L’Italia dei fertilizzanti: l’agricoltura nazionale nei dati dell’Istat

[8 gennaio 2014]

Il mito del cibo italiano nel mondo resiste e anzi si rafforza in questi anni di profonda crisi, e se può riuscirci nonostante le difficoltà di un Paese in perenne apnea è anche perché la qualità della nostra agricoltura e zootecnia rimane di altissimo livello.

Nonostante gli effetti perduranti della crisi ed il susseguirsi delle calamità naturali, che hanno fatto perdere reddito ed occupazione, Confagricoltura ricorda oggi che tra 300 e 500 mila persone vengono assunte ogni anno dalle sue imprese associate.  «Il 2014 potrebbe essere l’anno della riscossa nelle campagne, della ripresa di reddito ed occupazione – sostiene Raffaele Maria Maiorano, presidente dei giovani di Confagricoltura – Le buone performance dell’agroalimentare sui mercati esteri ci confermano che la produzione di cibo, di innovazione, di verde, di benessere e di qualità della vita è il vero futuro del Paese. Impegniamoci tutti insieme e lavoriamo per raggiungere questo risultato».

Sulle promesse e le aspettative che ruotano attorno alla campagna sono stati versati fiumi d’inchiostro, ma i dati diffusi ieri da Istat riescono dare una prospettiva nuova dell’agricoltura nostrana, andandone a monitorare il concime che la fa vivere. Letteralmente. Quanti e quali sono, infatti, i fertilizzanti utilizzati in Italia?

Per rispondere a questa domanda l’Istituto nazionale di statistica ha portato avanti una rilevazione di tipo censuario, svolta presso tutte le imprese che commercializzano, sia con il proprio marchio sia con marchi esteri, fertilizzanti (concimi, ammendanti e correttivi) costituiti da sostanze naturali o sintetiche, minerali od organiche, sia idonee a fornire alle colture uno o più elementi chimici delle fertilità, sia capaci di modificare e migliorare le proprietà e le caratteristiche chimiche, fisiche e biologiche del terreno agrario.

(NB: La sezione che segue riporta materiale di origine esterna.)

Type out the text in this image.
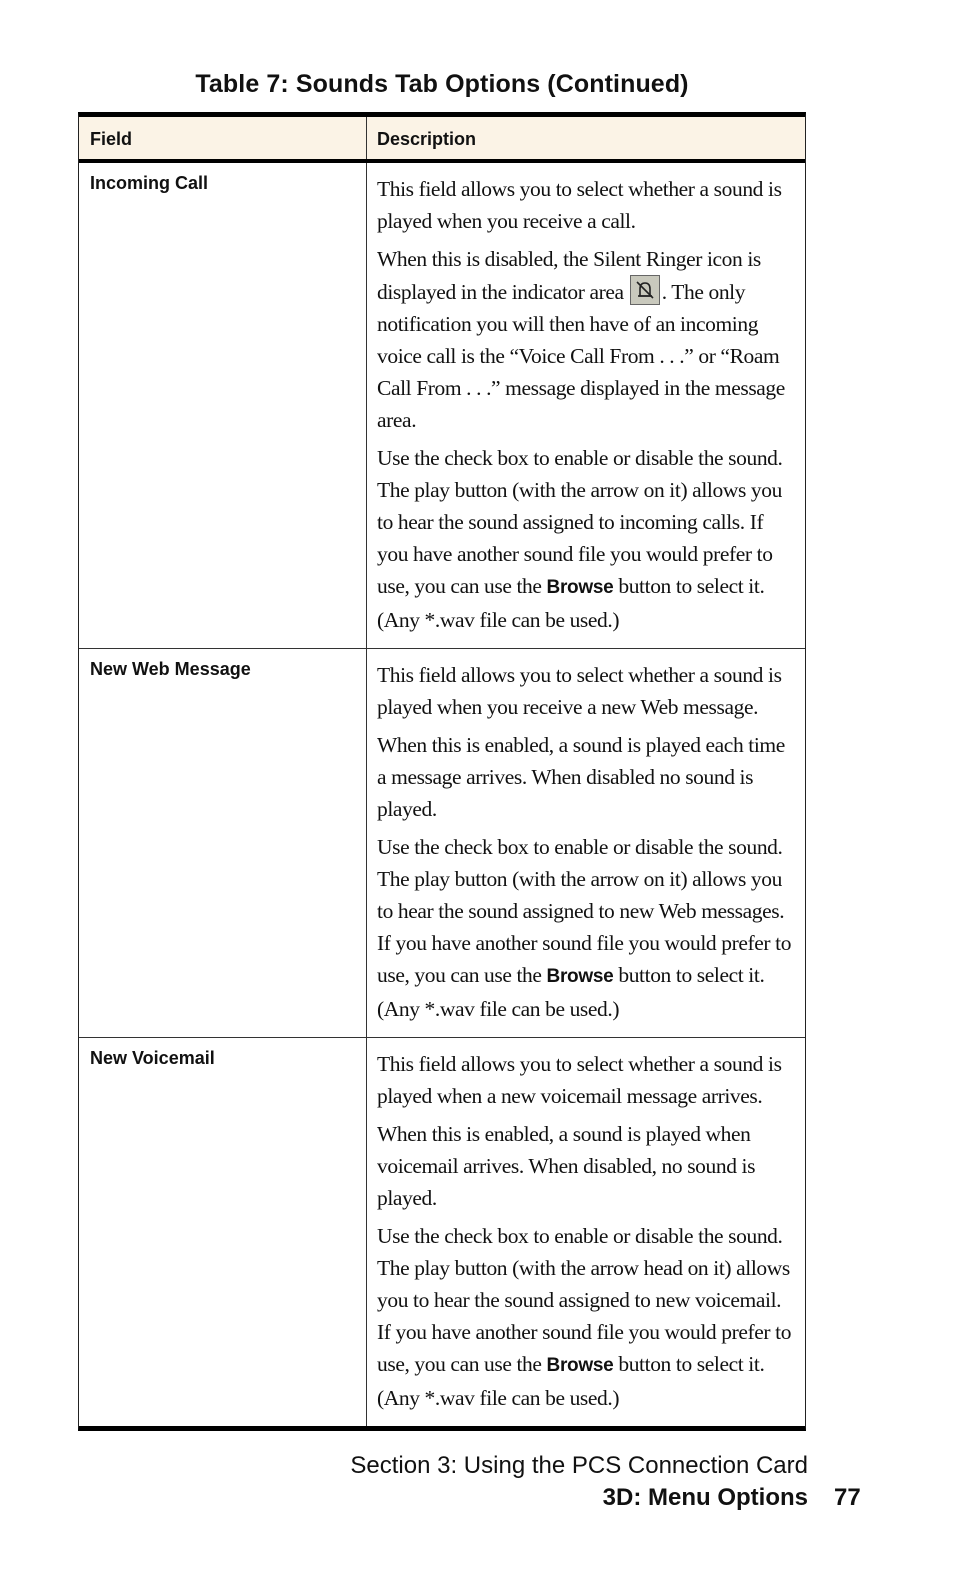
Table 7: Sounds Tab Options (Continued)
Field	Description
Incoming Call	This field allows you to select whether a sound is played when you receive a call.

When this is disabled, the Silent Ringer icon is displayed in the indicator area . The only notification you will then have of an incoming voice call is the “Voice Call From . . .” or “Roam Call From . . .” message displayed in the message area.

Use the check box to enable or disable the sound. The play button (with the arrow on it) allows you to hear the sound assigned to incoming calls. If you have another sound file you would prefer to use, you can use the Browse button to select it. (Any *.wav file can be used.)

New Web Message	This field allows you to select whether a sound is played when you receive a new Web message.

When this is enabled, a sound is played each time a message arrives. When disabled no sound is played.

Use the check box to enable or disable the sound. The play button (with the arrow on it) allows you to hear the sound assigned to new Web messages. If you have another sound file you would prefer to use, you can use the Browse button to select it. (Any *.wav file can be used.)

New Voicemail	This field allows you to select whether a sound is played when a new voicemail message arrives.

When this is enabled, a sound is played when voicemail arrives. When disabled, no sound is played.

Use the check box to enable or disable the sound. The play button (with the arrow head on it) allows you to hear the sound assigned to new voicemail. If you have another sound file you would prefer to use, you can use the Browse button to select it. (Any *.wav file can be used.)

Section 3: Using the PCS Connection Card
3D: Menu Options 77
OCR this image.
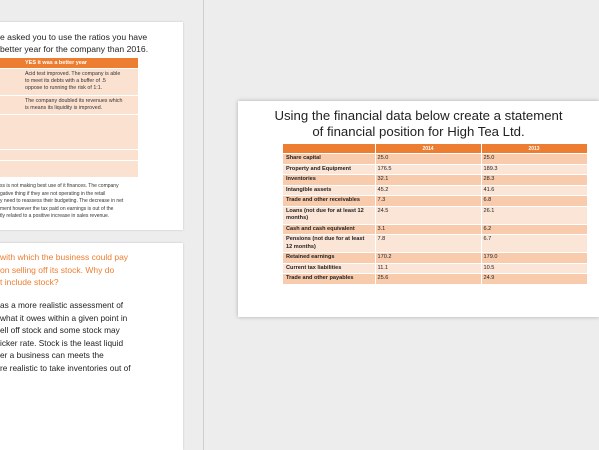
e asked you to use the ratios you have
better year for the company than 2016.
YES it was a better year
Acid test improved. The company is able
to meet its debts with a buffer of .5
oppose to running the risk of 1:1.
The company doubled its revenues which
is means its liquidity is improved.
ss is not making best use of it finances. The company
gative thing if they are not operating in the retail
y need to reassess their budgeting. The decrease in net
ment however the tax paid on earnings is out of the
tly related to a positive increase in sales revenue.
with which the business could pay
on selling off its stock. Why do
t include stock?
as a more realistic assessment of
what it owes within a given point in
ell off stock and some stock may
icker rate. Stock is the least liquid
er a business can meets the
re realistic to take inventories out of
Using the financial data below create a statement
of financial position for High Tea Ltd.
	2014	2013

Share capital	25.0	25.0

Property and Equipment	176.5	189.3

Inventories	32.1	28.3

Intangible assets	45.2	41.6

Trade and other receivables	7.3	6.8

Loans (not due for at least 12
months)	24.5	26.1

Cash and cash equivalent	3.1	6.2

Pensions (not due for at least
12 months)	7.8	6.7

Retained earnings	170.2	179.0

Current tax liabilities	11.1	10.5

Trade and other payables	25.6	24.9
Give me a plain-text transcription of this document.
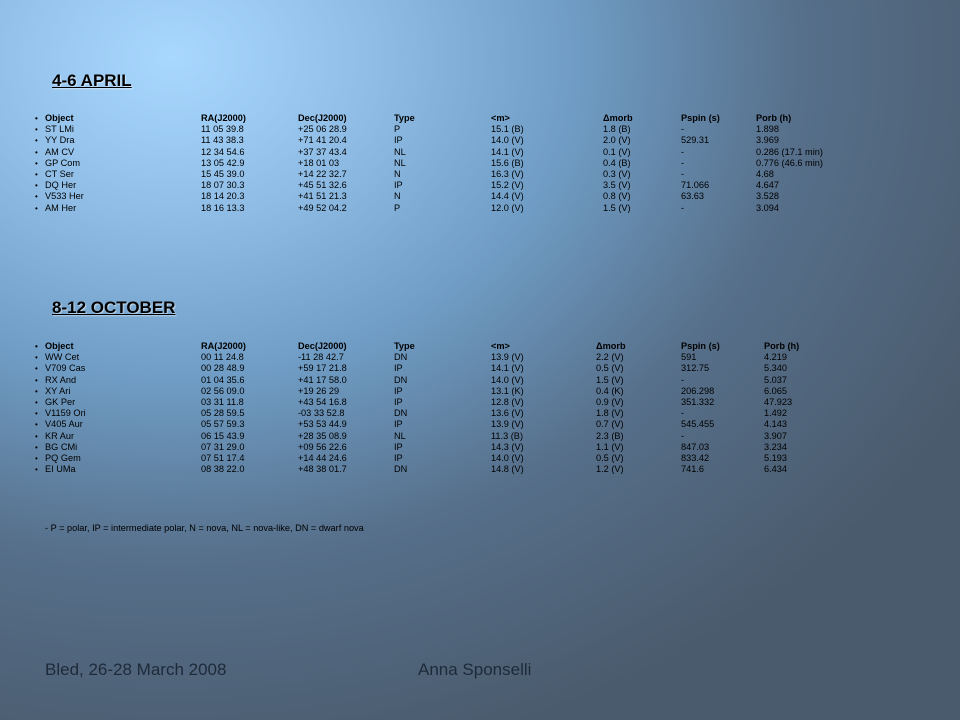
4-6 APRIL
• Object	RA(J2000)	Dec(J2000)	Type	<m>	Δmorb	Pspin (s)	Porb (h)
• ST LMi	11 05 39.8	+25 06 28.9	P	15.1 (B)	1.8 (B)	-	1.898
• YY Dra	11 43 38.3	+71 41 20.4	IP	14.0 (V)	2.0 (V)	529.31	3.969
• AM CV	12 34 54.6	+37 37 43.4	NL	14.1 (V)	0.1 (V)	-	0.286 (17.1 min)
• GP Com	13 05 42.9	+18 01 03	NL	15.6 (B)	0.4 (B)	-	0.776 (46.6 min)
• CT Ser	15 45 39.0	+14 22 32.7	N	16.3 (V)	0.3 (V)	-	4.68
• DQ Her	18 07 30.3	+45 51 32.6	IP	15.2 (V)	3.5 (V)	71.066	4.647
• V533 Her	18 14 20.3	+41 51 21.3	N	14.4 (V)	0.8 (V)	63.63	3.528
• AM Her	18 16 13.3	+49 52 04.2	P	12.0 (V)	1.5 (V)	-	3.094
8-12 OCTOBER
• Object	RA(J2000)	Dec(J2000)	Type	<m>	Δmorb	Pspin (s)	Porb (h)
• WW Cet	00 11 24.8	-11 28 42.7	DN	13.9 (V)	2.2 (V)	591	4.219
• V709 Cas	00 28 48.9	+59 17 21.8	IP	14.1 (V)	0.5 (V)	312.75	5.340
• RX And	01 04 35.6	+41 17 58.0	DN	14.0 (V)	1.5 (V)	-	5.037
• XY Ari	02 56 09.0	+19 26 29	IP	13.1 (K)	0.4 (K)	206.298	6.065
• GK Per	03 31 11.8	+43 54 16.8	IP	12.8 (V)	0.9 (V)	351.332	47.923
• V1159 Ori	05 28 59.5	-03 33 52.8	DN	13.6 (V)	1.8 (V)	-	1.492
• V405 Aur	05 57 59.3	+53 53 44.9	IP	13.9 (V)	0.7 (V)	545.455	4.143
• KR Aur	06 15 43.9	+28 35 08.9	NL	11.3 (B)	2.3 (B)	-	3.907
• BG CMi	07 31 29.0	+09 56 22.6	IP	14.3 (V)	1.1 (V)	847.03	3.234
• PQ Gem	07 51 17.4	+14 44 24.6	IP	14.0 (V)	0.5 (V)	833.42	5.193
• EI UMa	08 38 22.0	+48 38 01.7	DN	14.8 (V)	1.2 (V)	741.6	6.434
- P = polar, IP = intermediate polar, N = nova, NL = nova-like, DN = dwarf nova
Bled, 26-28 March 2008	Anna Sponselli
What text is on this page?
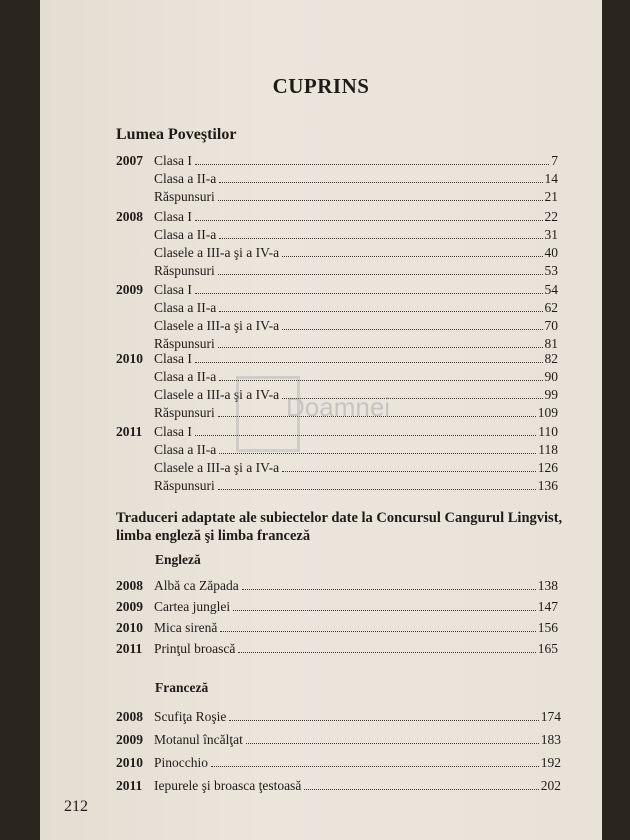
CUPRINS
Lumea Poveştilor
2007 Clasa I	7
Clasa a II-a	14
Răspunsuri	21
2008 Clasa I	22
Clasa a II-a	31
Clasele a III-a şi a IV-a	40
Răspunsuri	53
2009 Clasa I	54
Clasa a II-a	62
Clasele a III-a şi a IV-a	70
Răspunsuri	81
2010 Clasa I	82
Clasa a II-a	90
Clasele a III-a şi a IV-a	99
Răspunsuri	109
2011 Clasa I	110
Clasa a II-a	118
Clasele a III-a şi a IV-a	126
Răspunsuri	136
Traduceri adaptate ale subiectelor date la Concursul Cangurul Lingvist, limba engleză şi limba franceză
Engleză
2008 Albă ca Zăpada	138
2009 Cartea junglei	147
2010 Mica sirenă	156
2011 Prinţul broască	165
Franceză
2008 Scufiţa Roşie	174
2009 Motanul încălţat	183
2010 Pinocchio	192
2011 Iepurele şi broasca ţestoasă	202
212
Doamnei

L’accurata descrizione del settore da parte dell’Istat non tratta certo di una superflua pignoleria. È infatti anche grazie all’utilizzo di fertilizzanti e concimi se l’agricoltura, nel bene e nel male (il settore primario rimane oggi la seconda fonte di gas serra in Italia dopo quello energetico, secondo le stime dell’Istituto nazionale di economia agraria) è diventata negli anni quel che è oggi, aumentando in modo esponenziale la sua produttività: nel 1970, come riporta agriregionieuropa, un lavoratore agricolo sosteneva infatti poco meno di 15 unità di popolazione totale, mentre nel 2009 tale rapporto aveva raggiunto quasi 69 unità.

In sintesi, come riporta l’Istat, si parla di 47,5 milioni di quintali di fertilizzanti per uso agricolo distribuiti sul suolo italiano nel 2012. La quantità dei concimi minerali ammonta a 26,2 milioni di quintali: 16,1 sono costituiti dai minerali semplici, i restanti 9,9 dai minerali composti. La distribuzione dei concimi organici e organo-minerali sul territorio è pari rispettivamente a 2,8 e 2,3 milioni di quintali. La quantità di ammendanti risulta pari a 12,2 milioni di quintali. I correttivi registrano il picco degli ultimi dieci anni, con una quantità distribuita pari a 3 milioni di quintali, mentre i substrati di coltivazione ammontano a 897 mila quintali. Gli elementi nutritivi contenuti nei fertilizzanti risultano pari a 23,3 milioni di quintali e il titolo (o concentrazione) è pari al 49%.

Tra tutti, però, un dato sovrasta gli altri: in dieci anni – tra il 2002 e il 2012 – i fertilizzanti distribuiti in Italia sono diminuiti del 5,8%. Specchio di un settore in contrazione nel decennio, certo, ma anche di una diversa sensibilità che sui campi sta da tempo maturando.